はい。月間数千PV程度の小規模サイトでも、ファネル分析は有効です。むしろ、リソースが限られている小規模サイトだからこそ、「どこを改善すれば最もインパクトが大きいか」を特定するファネル分析の価値は高いです。ただし、統計的に有意な結果を得るためには一定のトラフィックが必要なため、分析期間を長めに取る(1〜3ヶ月)ことをおすすめします。
Q. ファネルのステップは何段階が適切ですか?
一般的には3〜7ステップが適切です。ステップが少なすぎると改善ポイントが見えず、多すぎると各ステップのデータが分散して分析精度が下がります。「ユーザーが意思決定を行うポイント」だけに絞ることで、適切なステップ数になります。
Q. クローズドファネルとオープンファネル、どちらを使うべきですか?
クローズドファネルは、ECサイトの購入フローのように「決まった順序で進むプロセス」の分析に適しています。オープンファネルは、ユーザーが途中のステップから入る可能性がある場合(たとえば、商品ページに直接流入するケース)の全体傾向把握に向いています。まずはクローズドファネルで厳密なフロー分析を行い、補完的にオープンファネルで全体像を把握するのがおすすめです。
Q. ファネル分析の結果、すべてのステップの離脱率が高い場合はどうすればいいですか?
すべてのステップの離脱率が高い場合でも、最も離脱率が高い(または最もインパクトが大きい)ステップを1つ選んで集中改善するのが鉄則です。同時にすべてを改善しようとすると、リソースが分散して成果が出ません。優先順位は「離脱率の高さ × 改善の容易さ × ビジネスインパクト」の3軸で判断しましょう。

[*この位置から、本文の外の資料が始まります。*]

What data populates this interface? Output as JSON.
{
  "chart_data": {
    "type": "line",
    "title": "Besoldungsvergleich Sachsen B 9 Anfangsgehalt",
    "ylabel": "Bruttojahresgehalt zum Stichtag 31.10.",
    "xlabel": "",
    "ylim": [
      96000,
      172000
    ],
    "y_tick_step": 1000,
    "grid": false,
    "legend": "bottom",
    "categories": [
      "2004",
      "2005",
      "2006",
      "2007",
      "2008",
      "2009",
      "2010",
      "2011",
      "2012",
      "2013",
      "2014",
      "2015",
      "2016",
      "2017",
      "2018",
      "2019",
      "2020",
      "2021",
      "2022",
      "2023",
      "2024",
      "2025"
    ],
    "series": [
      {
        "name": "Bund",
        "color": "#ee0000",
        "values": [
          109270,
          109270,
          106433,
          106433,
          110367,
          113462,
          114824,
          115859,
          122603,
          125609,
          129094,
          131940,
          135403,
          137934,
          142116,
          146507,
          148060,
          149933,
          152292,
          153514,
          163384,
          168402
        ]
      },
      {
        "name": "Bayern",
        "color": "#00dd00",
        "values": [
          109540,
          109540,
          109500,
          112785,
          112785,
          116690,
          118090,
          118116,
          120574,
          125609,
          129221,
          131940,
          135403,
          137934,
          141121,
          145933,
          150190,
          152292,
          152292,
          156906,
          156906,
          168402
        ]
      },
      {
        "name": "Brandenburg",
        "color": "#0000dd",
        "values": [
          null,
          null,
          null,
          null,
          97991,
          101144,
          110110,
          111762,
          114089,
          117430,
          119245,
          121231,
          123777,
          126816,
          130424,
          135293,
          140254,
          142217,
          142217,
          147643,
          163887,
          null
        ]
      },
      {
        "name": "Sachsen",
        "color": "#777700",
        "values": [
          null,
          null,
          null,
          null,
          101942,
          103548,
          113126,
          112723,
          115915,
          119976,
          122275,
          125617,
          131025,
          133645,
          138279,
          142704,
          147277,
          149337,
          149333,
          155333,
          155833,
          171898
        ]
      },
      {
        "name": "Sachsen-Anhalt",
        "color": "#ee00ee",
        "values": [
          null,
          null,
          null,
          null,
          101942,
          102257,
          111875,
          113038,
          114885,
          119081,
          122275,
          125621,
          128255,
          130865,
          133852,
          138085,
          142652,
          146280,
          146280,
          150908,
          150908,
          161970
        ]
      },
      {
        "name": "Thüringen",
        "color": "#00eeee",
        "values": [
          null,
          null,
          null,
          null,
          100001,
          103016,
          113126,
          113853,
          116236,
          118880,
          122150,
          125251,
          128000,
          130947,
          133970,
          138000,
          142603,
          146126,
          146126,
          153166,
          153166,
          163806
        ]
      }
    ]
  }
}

まとめ——ファネル分析で「データに基づいた改善」を始める
ファネル分析は、「なぜコンバージョンが増えないのか」という漠然とした疑問を、「どのステップで、どのセグメントが、どの程度離脱しているのか」という具体的な課題に変換する手法です。
本記事のポイントを整理します。
ファネル分析の本質:各ステップの離脱率を可視化し、最大のボトルネックを特定すること
GA4での実践方法:ファネルデータ探索レポートで、イベントベースのステップ設定 → セグメント比較 → ボトルネック特定
ツールの選び方:GA4(無料・必須)+ 定性分析ツール(Hotjar/Clarity)+ 用途に応じた有料ツール
改善のアプローチ:1回に1ステップ、定量×定性の組み合わせ、PDCAサイクルの継続
アクセス数を増やす前に、まずは「既存のトラフィックからの取りこぼし」をファネル分析で可視化し、改善することから始めましょう。それが、最もコスト効率の高い成果改善の方法です。